Raspberry Pi 4 Case Review: Argon ONE M2
This is my second review of Argon cases. I like my Argon ONE, but it doesn’t offer enough performance for IO intensive workloads. Argon ONE M2 has a built-in SSD slot, so I’ve decided to give it a try.
Original Argon ONE Case Review
This post assumes you’re familiar with Argon ONE case. If not, you can check it out.
Let’s take a look on all the parts:
The extension board looks a bit different:
Nice, it looks like Argon ONE M2 has properly sized HDMI ports. The original Argon ONE case uses micro HDMI and it’s hard to find cables for such an exotic port. This is a really nice improvement. Let’s say you have a game console nearby your TV and you also want to play some retro games using Raspberry Pi 4 with RetroPie. With normal HDMI port, you can use the same HDMI cable for both consoles. Or maybe you have a spare HDMI cable. With such a case, you can put it in use instead of buying more cables.

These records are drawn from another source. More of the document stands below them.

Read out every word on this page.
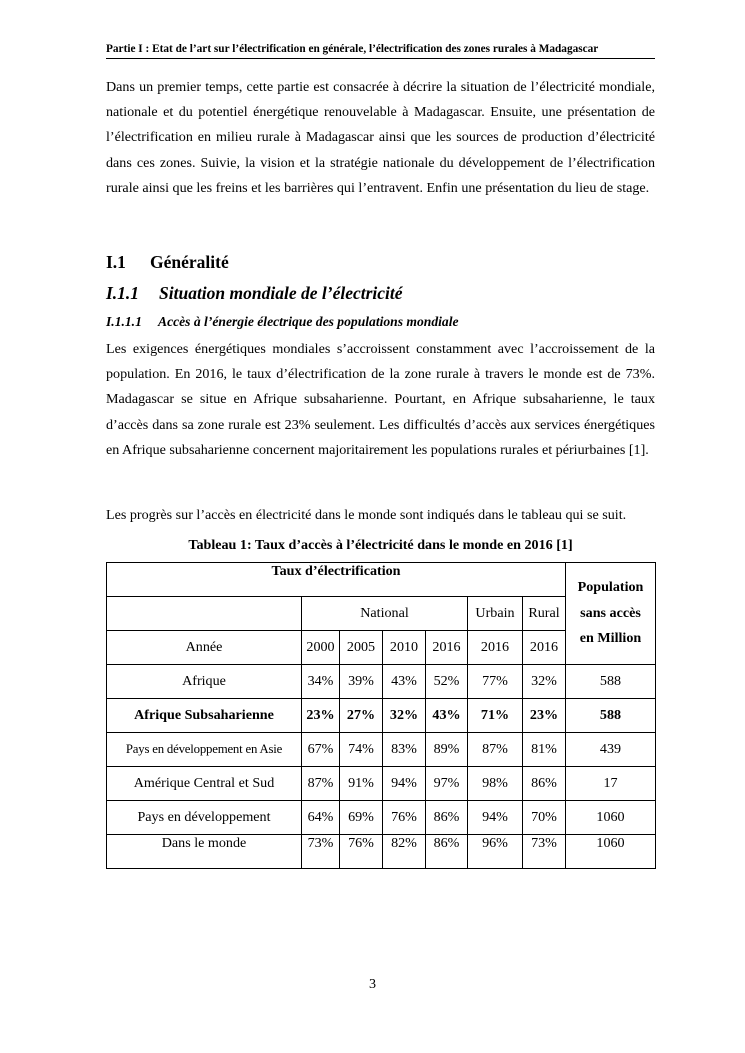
Partie I : Etat de l’art sur l’électrification en générale, l’électrification des zones rurales à Madagascar

Dans un premier temps, cette partie est consacrée à décrire la situation de l’électricité mondiale, nationale et du potentiel énergétique renouvelable à Madagascar. Ensuite, une présentation de l’électrification en milieu rurale à Madagascar ainsi que les sources de production d’électricité dans ces zones. Suivie, la vision et la stratégie nationale du développement de l’électrification rurale ainsi que les freins et les barrières qui l’entravent. Enfin une présentation du lieu de stage.

I.1 Généralité
I.1.1 Situation mondiale de l’électricité
I.1.1.1 Accès à l’énergie électrique des populations mondiale

Les exigences énergétiques mondiales s’accroissent constamment avec l’accroissement de la population. En 2016, le taux d’électrification de la zone rurale à travers le monde est de 73%. Madagascar se situe en Afrique subsaharienne. Pourtant, en Afrique subsaharienne, le taux d’accès dans sa zone rurale est 23% seulement. Les difficultés d’accès aux services énergétiques en Afrique subsaharienne concernent majoritairement les populations rurales et périurbaines [1].

Les progrès sur l’accès en électricité dans le monde sont indiqués dans le tableau qui se suit.

Tableau 1: Taux d’accès à l’électricité dans le monde en 2016 [1]
Taux d’électrification							Population
sans accès
en Million

	National				Urbain	Rural	
Année	2000	2005	2010	2016	2016	2016	
Afrique	34%	39%	43%	52%	77%	32%	588
Afrique Subsaharienne	23%	27%	32%	43%	71%	23%	588
Pays en développement en Asie	67%	74%	83%	89%	87%	81%	439
Amérique Central et Sud	87%	91%	94%	97%	98%	86%	17
Pays en développement	64%	69%	76%	86%	94%	70%	1060
Dans le monde	73%	76%	82%	86%	96%	73%	1060
3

Let’s examine the top board:
Nothing interesting here, except the newly added IR port. The manual says it’s supposed to be used with a proprietary remote. I’m definitely going to pass on that. One more thing: don’t forget to move the jumper to “ALWAYS ON” mode if you want your Raspberry Pi to turn on automatically in case of a power shortage. It doesn’t turn on by default.
When I saw this switch for the first time, I thought it’s responsible for controlling the fan, but the new manual says it’s all about power management. The default mode is good for devices you actively engage with, such as a desktop computer or a game console. The “ALWAYS ON” mode is perfect for servers because they’re supposed to self-heal and keep on doing what they’re doing without your help.
Now, let’s take a look on a bottom panel with an M2 slot:
It looks like all M2 lengths are supported. The most important one is obviously 2280, so let’s try to install such a module:
It fits well enough, although the fact that it bends the module gives me chills. I don’t think it will break it, so I guess that’s fine. Keep in mind that this case supports SATA M2 SSDs only. Most of SSDs on the market are actually NVMe, and they won’t work with this case! I wish it supported NVMe SSDs, and I’d say it’s the biggest flaw of this product.
Redirecting all the ports to the back of the case is a genius move. It makes connecting cables much easier which also makes the end results more aesthetically pleasing:
Lastly, let’s take a look on this strange little USB thing:
That’s where the M2 magic happens. It connects the M2 module with one of the USB 3 ports on Raspberry Pi 4. USB 3 can handle high transfer speeds, especially if the case supports UASP. Spoiler: it does!
Argon ONE M2 case is a good choice when you need high speed disk IO. It’s well-built and aesthetically pleasing. The main drawbacks are high price and lack of NVMe support. We often overestimate how much performance we would really need to run our software. I’m using a $95 Android phone and its pretty damn fast! More performance never hurts, but in this case it can easily hurt your wallet. I would only advise using such a case only if you absolutely sure that SD card is not an option.